Table of Contents
Use Case
In most cases, you need to do some transformations or mapping if a property meets certain conditions. In order to achieve that, Alumio has Conditional Transformer, which allows you to compare the value of a property with a static value defined in the transformer.
Now, what if you need to compare dynamic values between two properties as a condition before doing some transformations or mapping? Alumio has a limitation where it doesn’t support parsing placeholders yet in the compared value.
As you can see above that Alumio will not compare values between property foo
and bar
as placeholders are not supported yet in the Value field.

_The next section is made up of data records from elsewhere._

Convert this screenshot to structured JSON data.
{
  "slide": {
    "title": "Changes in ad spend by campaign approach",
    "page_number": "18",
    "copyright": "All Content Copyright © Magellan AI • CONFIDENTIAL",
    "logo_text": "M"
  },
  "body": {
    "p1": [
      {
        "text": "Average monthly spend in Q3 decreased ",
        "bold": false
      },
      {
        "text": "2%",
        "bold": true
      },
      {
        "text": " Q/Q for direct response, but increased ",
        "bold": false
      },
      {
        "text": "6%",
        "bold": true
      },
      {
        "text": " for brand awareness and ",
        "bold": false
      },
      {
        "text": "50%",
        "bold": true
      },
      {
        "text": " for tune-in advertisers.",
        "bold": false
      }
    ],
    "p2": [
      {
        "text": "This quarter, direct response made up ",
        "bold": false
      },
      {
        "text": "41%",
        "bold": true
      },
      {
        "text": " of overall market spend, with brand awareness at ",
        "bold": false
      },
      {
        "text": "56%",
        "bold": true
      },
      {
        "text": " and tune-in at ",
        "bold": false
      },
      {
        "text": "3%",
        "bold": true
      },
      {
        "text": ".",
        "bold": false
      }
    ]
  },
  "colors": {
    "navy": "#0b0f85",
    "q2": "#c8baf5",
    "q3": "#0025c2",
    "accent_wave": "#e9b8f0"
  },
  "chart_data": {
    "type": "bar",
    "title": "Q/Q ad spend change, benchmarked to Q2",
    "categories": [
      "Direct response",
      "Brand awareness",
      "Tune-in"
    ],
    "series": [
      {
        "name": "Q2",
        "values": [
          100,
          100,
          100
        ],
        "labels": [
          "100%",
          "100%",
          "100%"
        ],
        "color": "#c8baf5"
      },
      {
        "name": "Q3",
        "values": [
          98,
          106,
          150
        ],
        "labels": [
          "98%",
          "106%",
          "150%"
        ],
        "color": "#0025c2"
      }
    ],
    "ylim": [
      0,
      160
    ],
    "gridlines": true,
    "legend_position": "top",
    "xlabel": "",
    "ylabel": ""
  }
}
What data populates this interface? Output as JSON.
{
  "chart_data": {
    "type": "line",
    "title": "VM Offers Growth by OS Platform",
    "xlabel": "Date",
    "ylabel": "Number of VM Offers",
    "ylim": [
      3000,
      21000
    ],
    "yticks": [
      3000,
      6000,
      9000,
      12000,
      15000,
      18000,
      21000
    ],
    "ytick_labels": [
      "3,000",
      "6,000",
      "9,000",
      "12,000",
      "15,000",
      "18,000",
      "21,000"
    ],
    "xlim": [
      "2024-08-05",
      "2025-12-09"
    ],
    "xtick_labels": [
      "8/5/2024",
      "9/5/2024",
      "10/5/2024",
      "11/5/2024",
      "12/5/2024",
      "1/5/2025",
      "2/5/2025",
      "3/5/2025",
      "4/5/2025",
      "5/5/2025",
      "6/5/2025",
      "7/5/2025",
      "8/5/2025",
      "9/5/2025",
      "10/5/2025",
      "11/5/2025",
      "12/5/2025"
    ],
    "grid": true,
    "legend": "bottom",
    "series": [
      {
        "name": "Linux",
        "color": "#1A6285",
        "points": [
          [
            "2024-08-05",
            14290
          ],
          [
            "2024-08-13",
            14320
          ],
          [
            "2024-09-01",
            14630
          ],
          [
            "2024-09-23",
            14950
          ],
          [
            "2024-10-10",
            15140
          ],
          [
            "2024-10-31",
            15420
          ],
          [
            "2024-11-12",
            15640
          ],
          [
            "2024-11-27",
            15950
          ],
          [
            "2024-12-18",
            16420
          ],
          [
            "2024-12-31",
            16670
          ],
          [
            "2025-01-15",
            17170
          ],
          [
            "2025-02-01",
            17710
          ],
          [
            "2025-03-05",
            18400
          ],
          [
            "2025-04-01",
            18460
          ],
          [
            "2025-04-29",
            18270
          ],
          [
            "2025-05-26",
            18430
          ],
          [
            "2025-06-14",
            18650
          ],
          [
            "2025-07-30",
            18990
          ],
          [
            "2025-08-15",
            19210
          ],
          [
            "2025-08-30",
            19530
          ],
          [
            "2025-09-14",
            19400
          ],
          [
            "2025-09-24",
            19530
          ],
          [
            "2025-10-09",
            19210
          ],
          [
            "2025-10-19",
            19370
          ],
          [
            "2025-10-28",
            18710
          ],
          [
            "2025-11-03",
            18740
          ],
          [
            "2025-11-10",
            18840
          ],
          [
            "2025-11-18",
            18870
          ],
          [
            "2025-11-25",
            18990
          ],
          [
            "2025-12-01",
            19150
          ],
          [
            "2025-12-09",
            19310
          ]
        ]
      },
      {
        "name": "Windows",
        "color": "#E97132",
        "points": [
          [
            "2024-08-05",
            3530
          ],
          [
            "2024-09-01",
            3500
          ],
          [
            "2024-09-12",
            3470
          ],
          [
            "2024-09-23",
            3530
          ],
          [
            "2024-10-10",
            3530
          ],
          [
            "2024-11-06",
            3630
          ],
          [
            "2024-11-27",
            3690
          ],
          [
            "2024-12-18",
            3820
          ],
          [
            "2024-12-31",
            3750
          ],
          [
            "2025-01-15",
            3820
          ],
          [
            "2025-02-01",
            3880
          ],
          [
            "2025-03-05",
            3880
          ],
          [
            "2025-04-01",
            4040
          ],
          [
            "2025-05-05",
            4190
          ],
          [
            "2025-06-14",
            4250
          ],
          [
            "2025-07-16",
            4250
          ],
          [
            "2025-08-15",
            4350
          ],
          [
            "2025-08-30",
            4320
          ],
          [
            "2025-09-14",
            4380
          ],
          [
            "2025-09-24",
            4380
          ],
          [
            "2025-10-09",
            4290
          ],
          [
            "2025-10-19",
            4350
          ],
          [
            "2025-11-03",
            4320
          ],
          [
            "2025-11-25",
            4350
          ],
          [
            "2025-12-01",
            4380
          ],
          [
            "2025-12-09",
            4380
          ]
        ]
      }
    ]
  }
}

What we can do is to define a new variable whose value is a result of comparison between the values of foo
and bar
using JMESPath. Then, we use the new variable in Conditional transformer and compare it with boolean True
or False
.
Steps to Follow
Let’s say you have the below entity data.
{
"foo": true,
"bar": true,
"result": null
}
You need to set a value of result
to "passed"
if the value of foo
equals to the value of bar
.
First, you need to define a new variable namely, i.e., check
and the value should be a boolean value as a result of comparing the value of foo
and the value of bar
(check if they are equal). You can use a Value setter with the help of JMESPath to do so.
Once you have the check
property with the boolean value, you can freely do any comparison with it using Conditional Transformer and decide what to do afterward.
If you have the values of foo
and bar
are equal, then the result
property will have a value of “passed” as defined in the Value Setter inside the Conditional Transformer.
Even further, you can do more complex comparison and use the value of the final “check” property to use as a condition in a Conditional Transformer.